Down the Kali Gandaki and home to Whistler
The Kali Gandaki River heads on the Tibetan Plateau and slices through the great wall of the Himalayas before spilling out onto the Ganges plain of northern India. In the gorge between Dhaulagiri and Annapurna it flows through the world's deepest valley. Unlike the ice-encrusted mountains on the Manang side of the Annapurnas, the upper Kali Gandaki is an alpine desert a place where the folded and fractured beds of 150 million year-old marine sediments, the geological roots of the Himalayan Massif, are exposed on stark, barren buttresses and canyon walls.
No one knows when the first humans ventured into this, arid, precipitous world or when they discovered the "water that burns" a mixture of natural gas and water issuing from rocks near what is now the village of Muktinath. When lighted the Muktinath springs send a blue flame rippling over water, rock, and earth a miracle of profound religious significance for both Hindus and Buddhists. Today the "eternal" flame burns in a small recess under the alter of the Jwala Mai Temple and Muktinath has become a sacred pilgrimage site, a meeting place for people of both faiths who come here to worship and seek a better life in their next incarnation.
Muktinath is also a meeting place for trekkers on the Annapurna circuit. Some, like ourselves, were resting after crossing Thorong La the previous day. Others, doing the circuit in reverse, had paused to acclimatize before starting their ascent. We got space in the Muktinath guesthouse and our room, with its earth floor and walls, was a welcome luxury after the previous sleepless night at Thorong Phedi. Before setting out to explore the town we checked in with Lama and found him in an adjacent courtyard with a bunch of other guides and porters, engrossed in a riotous card game punctuated by cheers, groans, and reckless gambling.
We left them, hoping their meager earnings were not squandered before the trek was even finished, and strolled up to one of the temples where a priest ushered us into the dim, candle-lit, interior.

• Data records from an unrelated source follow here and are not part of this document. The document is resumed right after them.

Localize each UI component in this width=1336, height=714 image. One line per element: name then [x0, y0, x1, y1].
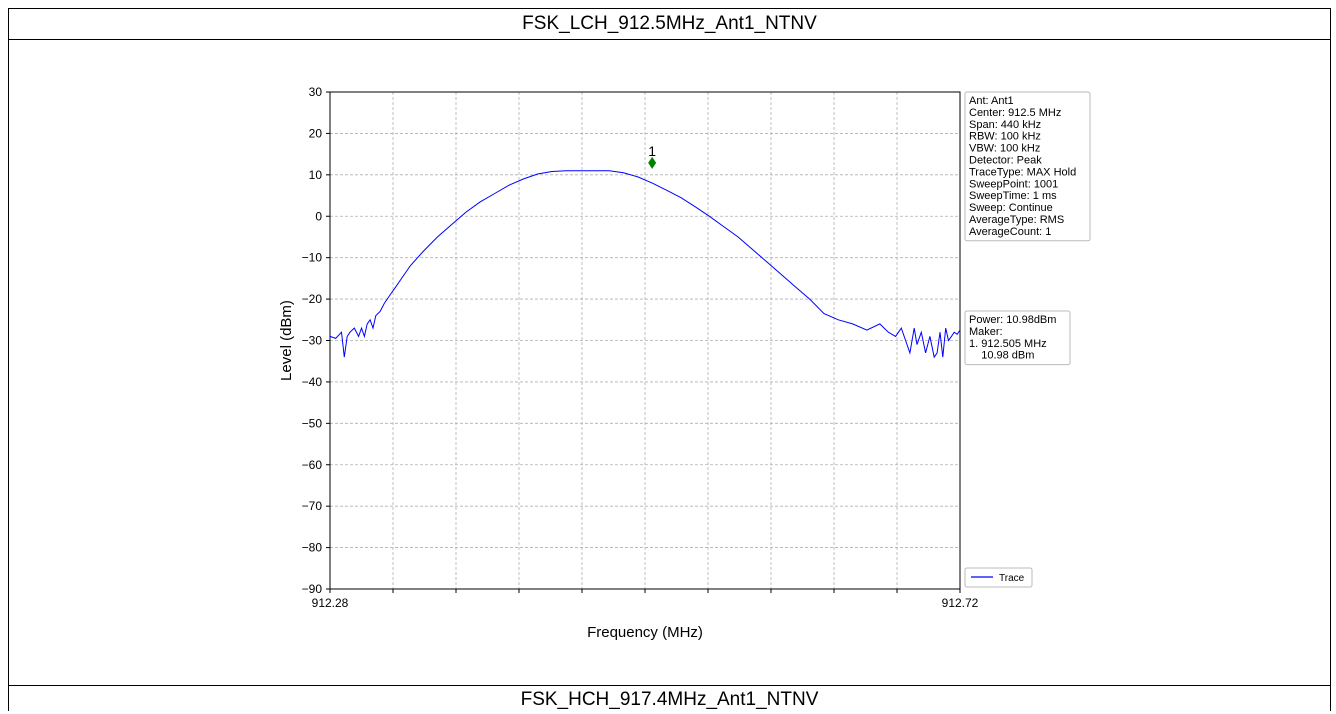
y-tick-label: 30: [309, 85, 323, 99]
y-tick-label: −90: [302, 582, 323, 596]
grid-layer: [330, 92, 960, 589]
x-axis-label: Frequency (MHz): [587, 624, 703, 641]
peak-marker: [648, 156, 657, 169]
power-box-line: 1. 912.505 MHz: [969, 338, 1047, 350]
info-box-line: AverageType: RMS: [969, 214, 1064, 226]
info-box-line: Detector: Peak: [969, 155, 1042, 167]
power-box-line: Maker:: [969, 326, 1003, 338]
power-box-line: 10.98 dBm: [969, 350, 1034, 362]
legend-frame: [964, 567, 1033, 588]
info-box-line: Center: 912.5 MHz: [969, 107, 1061, 119]
y-tick-label: −70: [302, 499, 323, 513]
y-tick-label: −80: [302, 541, 323, 555]
info-box-frame: [964, 91, 1091, 242]
chart-title-top: FSK_LCH_912.5MHz_Ant1_NTNV: [9, 9, 1330, 40]
trace-layer: [329, 170, 961, 359]
info-box-line: Sweep: Continue: [969, 202, 1053, 214]
y-tick-label: −30: [302, 334, 323, 348]
info-box-line: Ant: Ant1: [969, 95, 1014, 107]
y-tick-label: 0: [315, 209, 322, 223]
tick-layer: 912.28 912.72 30 20 10 0 −10 −20 −30 −40 −50 −60 −70…: [302, 85, 979, 610]
y-tick-label: −20: [302, 292, 323, 306]
info-box-line: Span: 440 kHz: [969, 119, 1041, 131]
peak-marker-label: 1: [648, 143, 656, 159]
chart-title-bottom: FSK_HCH_917.4MHz_Ant1_NTNV: [9, 685, 1330, 712]
info-box-line: TraceType: MAX Hold: [969, 166, 1076, 178]
legend: Trace: [964, 567, 1033, 588]
info-box-line: SweepTime: 1 ms: [969, 190, 1057, 202]
info-box-line: RBW: 100 kHz: [969, 131, 1041, 143]
info-box-line: AverageCount: 1: [969, 226, 1051, 238]
y-tick-label: −10: [302, 251, 323, 265]
power-box-line: Power: 10.98dBm: [969, 314, 1056, 326]
x-tick-label: 912.72: [942, 596, 979, 610]
y-tick-label: −50: [302, 416, 323, 430]
y-tick-label: 20: [309, 126, 323, 140]
info-box-line: VBW: 100 kHz: [969, 143, 1040, 155]
x-tick-label: 912.28: [312, 596, 349, 610]
power-box-frame: [964, 310, 1071, 366]
marker-layer: 1: [648, 143, 656, 169]
y-axis-label: Level (dBm): [278, 300, 295, 381]
y-tick-label: −40: [302, 375, 323, 389]
legend-label: Trace: [999, 573, 1025, 584]
report-table: FSK_LCH_912.5MHz_Ant1_NTNV FSK_HCH_917.4…: [8, 8, 1331, 711]
trace-line: [329, 170, 961, 359]
info-box-line: SweepPoint: 1001: [969, 178, 1058, 190]
y-tick-label: −60: [302, 458, 323, 472]
y-tick-label: 10: [309, 168, 323, 182]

Both Hindus and Buddhists come here to worship directly to their own gods, and there are many to choose from. Brahma and Buddha are each represented in a thousand different incarnations. Here in Nepal the two intertwined religions cohabit and mix peacefully. In fact, Buddha is considered to be the ninth incarnation of the Hindu God, Vishnu. Interestingly, one of Vishnu's many incarnations is the "shaligram," an ammonite fossil found in rocks along the pilgrimage route to Muktinath.

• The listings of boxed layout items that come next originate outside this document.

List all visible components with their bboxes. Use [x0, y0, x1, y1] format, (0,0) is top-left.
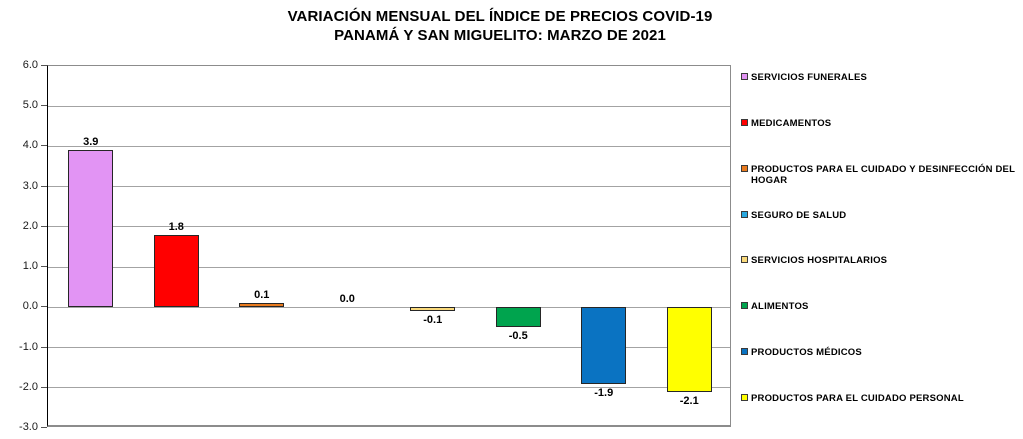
- y-axis-tick-mark: [41, 145, 47, 147]
- y-axis-tick-label: 2.0: [22, 219, 38, 232]
- legend-item-servicios-funerales: SERVICIOS FUNERALES: [741, 72, 867, 83]
- legend-item-medicamentos: MEDICAMENTOS: [741, 118, 831, 129]
- y-axis-tick-mark: [41, 65, 47, 66]
- bar-value-label: -0.1: [423, 314, 443, 327]
- y-axis-tick-label: 3.0: [22, 179, 38, 192]
- legend-item-servicios-hospitalarios: SERVICIOS HOSPITALARIOS: [741, 255, 887, 266]
- y-axis-tick-mark: [41, 427, 47, 428]
- legend-label: ALIMENTOS: [751, 301, 809, 313]
- legend-item-alimentos: ALIMENTOS: [741, 301, 809, 312]
- y-axis-tick-label: 5.0: [22, 99, 38, 112]
- legend-label: MEDICAMENTOS: [751, 117, 832, 129]
- y-axis-tick-mark: [41, 386, 47, 388]
- bar-value-label: -2.1: [679, 394, 699, 407]
- gridline-y-0.0: [48, 306, 730, 308]
- bar-value-label: -0.5: [508, 330, 528, 343]
- y-axis-tick-label: -1.0: [19, 340, 38, 353]
- bar-productos-para-el-cuidado-personal: [666, 307, 712, 392]
- legend-label: PRODUCTOS PARA EL CUIDADO PERSONAL: [751, 393, 964, 405]
- y-axis-tick-label: 1.0: [22, 260, 38, 273]
- legend-swatch-icon: [741, 348, 748, 356]
- y-axis-tick-mark: [41, 105, 47, 107]
- legend-swatch-icon: [741, 73, 748, 80]
- y-axis-tick-label: -3.0: [19, 421, 38, 433]
- bar-productos-para-el-cuidado-y-desinfecci-n-del-hogar: [239, 303, 285, 308]
- bar-value-label: 0.0: [339, 293, 355, 306]
- y-axis-tick-mark: [41, 266, 47, 268]
- y-axis-tick-mark: [41, 185, 47, 187]
- legend-item-productos-para-el-cuidado-y-desinfecci-n-del-hogar: PRODUCTOS PARA EL CUIDADO Y DESINFECCIÓN…: [741, 164, 1021, 186]
- y-axis-tick-label: -2.0: [19, 380, 38, 393]
- gridline-y-3.0: [48, 186, 730, 188]
- legend-item-productos-m-dicos: PRODUCTOS MÉDICOS: [741, 347, 862, 358]
- y-axis-tick-label: 4.0: [22, 139, 38, 152]
- chart-title-line1: VARIACIÓN MENSUAL DEL ÍNDICE DE PRECIOS …: [287, 8, 713, 25]
- bar-value-label: 0.1: [254, 289, 270, 302]
- legend: SERVICIOS FUNERALES MEDICAMENTOS PRODUCTOS…: [741, 65, 1021, 427]
- y-axis-tick-label: 6.0: [22, 59, 38, 71]
- y-axis-tick-label: 0.0: [22, 300, 38, 313]
- legend-swatch-icon: [741, 394, 748, 402]
- legend-label: PRODUCTOS MÉDICOS: [751, 347, 862, 359]
- chart-title: VARIACIÓN MENSUAL DEL ÍNDICE DE PRECIOS …: [180, 7, 820, 45]
- bar-productos-m-dicos: [581, 307, 627, 384]
- legend-swatch-icon: [741, 210, 748, 218]
- bar-value-label: -1.9: [594, 386, 614, 399]
- bar-alimentos: [495, 307, 541, 328]
- legend-item-productos-para-el-cuidado-personal: PRODUCTOS PARA EL CUIDADO PERSONAL: [741, 393, 964, 404]
- plot-area: 3.9 1.8 0.1 0.0 -0.1 -0.5 -1.9 -2.1: [47, 65, 731, 427]
- bar-value-label: 1.8: [168, 220, 184, 233]
- y-axis-tick-mark: [41, 306, 47, 308]
- gridline-y--2.0: [48, 387, 730, 389]
- bar-servicios-funerales: [68, 150, 114, 308]
- legend-label: SEGURO DE SALUD: [751, 209, 847, 221]
- gridline-y-5.0: [48, 105, 730, 107]
- gridline-y--1.0: [48, 347, 730, 349]
- gridline-y-2.0: [48, 226, 730, 228]
- legend-label: PRODUCTOS PARA EL CUIDADO Y DESINFECCIÓN…: [751, 163, 1015, 186]
- legend-label: SERVICIOS HOSPITALARIOS: [751, 255, 888, 267]
- gridline-y-4.0: [48, 145, 730, 147]
- bar-medicamentos: [153, 234, 199, 308]
- bar-value-label: 3.9: [83, 136, 99, 149]
- y-axis: 6.0 5.0 4.0 3.0 2.0 1.0 0.0 -1.0 -2.0 -3.0: [0, 59, 38, 433]
- bar-servicios-hospitalarios: [410, 307, 456, 312]
- legend-swatch-icon: [741, 118, 748, 126]
- legend-swatch-icon: [741, 164, 748, 172]
- legend-swatch-icon: [741, 302, 748, 310]
- legend-label: SERVICIOS FUNERALES: [751, 72, 868, 83]
- legend-item-seguro-de-salud: SEGURO DE SALUD: [741, 210, 846, 221]
- y-axis-tick-mark: [41, 225, 47, 227]
- y-axis-tick-mark: [41, 346, 47, 348]
- chart-title-line2: PANAMÁ Y SAN MIGUELITO: MARZO DE 2021: [334, 27, 666, 44]
- gridline-y-1.0: [48, 266, 730, 268]
- legend-swatch-icon: [741, 256, 748, 264]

Leaving Muktinath the next morning we passed a group of 12 Hindu pilgrims, some old and feeble, labouring up the trail to the temple and the end of their journey. That evening, at Morpha, Lama booked us in to what must be the cheapest and filthiest room in all of Nepal. The doorless room, furnished with a straw-covered sleeping platform, opened onto a dung-littered corral full of cows and goats. I suspect Lama's operating budget took a beating during yesterday's card game and he was out of cash, but I had no problem finding a decent room in a nearby guesthouse.